Vol.XII No.III Pg.8
May 1975

Stuff About Things

Robert F. Turner

Spare the rod and spile the chile:

I know I read it somewhere. I wonder if that applies to this case. A mother who had reached the limits of her patience sent her small child into the yard to get a switch. After a long stay, the child returned crying and sobbed, I twied and I twied to weach a switch, but they are too high. Here is a wock you can frow at me.

As all parents know, discipline must be tailored to the child and the situation, and that can be quite a problem. I once knew a father whose arms were paralyzed and hung useless at his sides. His family had to feed and dress him. To sit in a chair he had to swing his arms aside with a motion of his shoulders. He often fell, and with no arms to protect himself, he learned to twist his body to take the fall on his shoulder or head. If you were going to pity him you had to do it quickly, for even on casual acquaintance you realized this man was something special.

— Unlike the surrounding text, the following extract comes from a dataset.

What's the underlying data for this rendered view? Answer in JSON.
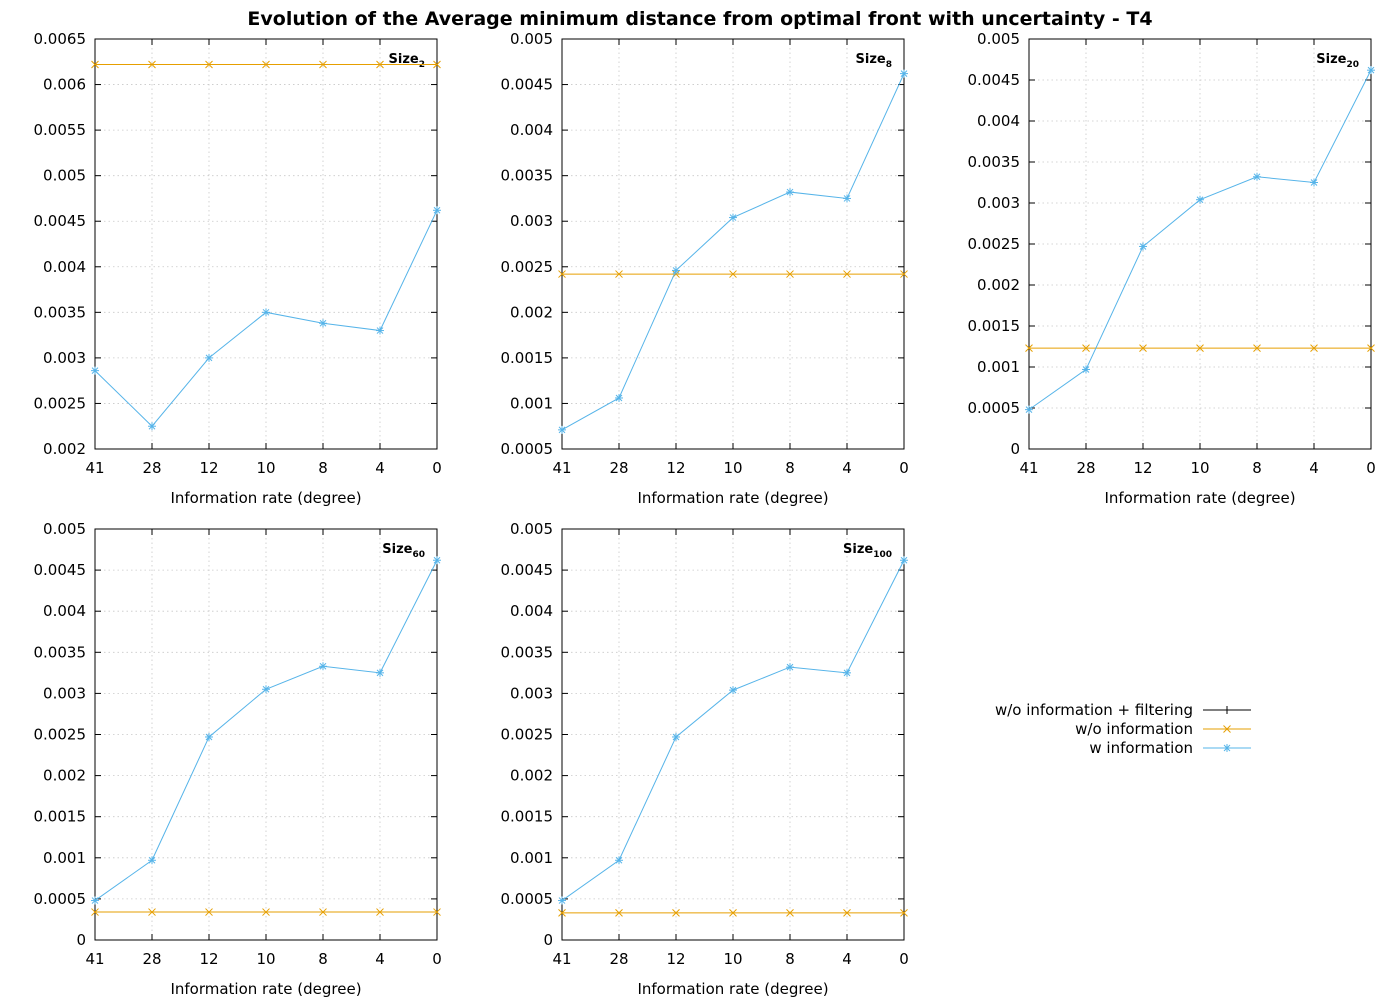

He was a Christian, and raised a Christian family. He had a marvelous sense of humor and could laugh at himself with the same relish he displayed in kidding others. Church members often put his hat on his head at some crazy angle, knowing he couldnt readjust it. Sick joke? Well, not to bro. Lon Stewart. He could carry his head with a dignity that made all proud of him, and his laugh would disarm the prankster.

But I started all this to tell you his way of administering disciplinary punishment to his husky boys. I never saw them get out of line while I was in his well-run house (and Ill interrupt my story to compliment his good wife) but I am told that when all else failed, he could pat those boys on the back in a most effective way. He would order them to turn and stand so he could plant his number eleven in the seat of their britches. And they stood, and he kicked!!

Paint a mental picture of that. It is the funniest, and the most sobering story on discipline I have ever heard. Before you can fully enjoy your laugh you realize that the real discipline took place long before the kicking. It was the respect he had gendered, by teaching and example, so the boys would stand and take it when they knew they had it coming. I dont know where the boys are now, but my guess is that they still respect and revere the memory of their father.